1. 12689 POINTS
    Ted Ratliff
    Owner, SFS Associates,
    An annuity by itself is only worth the paper it is printed on.  It is your money that funds it and makes it valuable.  With an annuity, you place your money with the insurance company, they invest it and pay you interest on the money.  An annuity is only "worth" what you put into it plus interest.
    Answered on May 26, 2013
  2. 0 POINTS
    David RacichPRO
    Fountain Hills, Arizona
    Annuities are insurance products (with variable annuities are insurance products and a security.) Non-qualified annuities feature tax deferral. The deposits in annuities can be credited with an interest rate, an indices (domestic and/or foreign) or equities/bonds in separate sub accounts in variable annuities.

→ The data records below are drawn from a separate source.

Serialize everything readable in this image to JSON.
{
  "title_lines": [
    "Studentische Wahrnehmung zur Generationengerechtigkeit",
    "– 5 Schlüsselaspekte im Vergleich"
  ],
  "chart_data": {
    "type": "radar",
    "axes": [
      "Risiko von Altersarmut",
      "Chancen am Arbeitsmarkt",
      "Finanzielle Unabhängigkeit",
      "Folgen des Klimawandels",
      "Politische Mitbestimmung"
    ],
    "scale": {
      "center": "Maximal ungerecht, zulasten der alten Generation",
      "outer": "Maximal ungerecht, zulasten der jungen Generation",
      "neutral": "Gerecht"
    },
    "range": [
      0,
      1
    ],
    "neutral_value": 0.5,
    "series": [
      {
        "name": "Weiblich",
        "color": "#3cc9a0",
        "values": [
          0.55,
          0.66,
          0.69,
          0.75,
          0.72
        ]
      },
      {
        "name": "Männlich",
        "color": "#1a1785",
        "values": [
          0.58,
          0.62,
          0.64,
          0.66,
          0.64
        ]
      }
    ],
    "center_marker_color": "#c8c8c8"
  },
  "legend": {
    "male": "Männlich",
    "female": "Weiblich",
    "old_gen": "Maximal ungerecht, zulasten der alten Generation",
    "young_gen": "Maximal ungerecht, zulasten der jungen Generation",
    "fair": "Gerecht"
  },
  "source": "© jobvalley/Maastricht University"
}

Your deposits and the credited performance are tied to the value of you annuity account. 

    Answered on May 26, 2013
  3. 37376 POINTS
    David G. Pipes, CLU®, RICP®
    Business Development Officer, T.D. McNeil Insurance Services, Fresno, California
    This is a very important issue because many people buy annuities to increase their return on deposits. An annuity has a current value. The annuity can be surrendered for that value minus any surrender charges that might be applicable (these are detailed in the contract.) Once the annuity has commenced paying monthly payments to the annuitant it cannot be surrendered under most circumstances.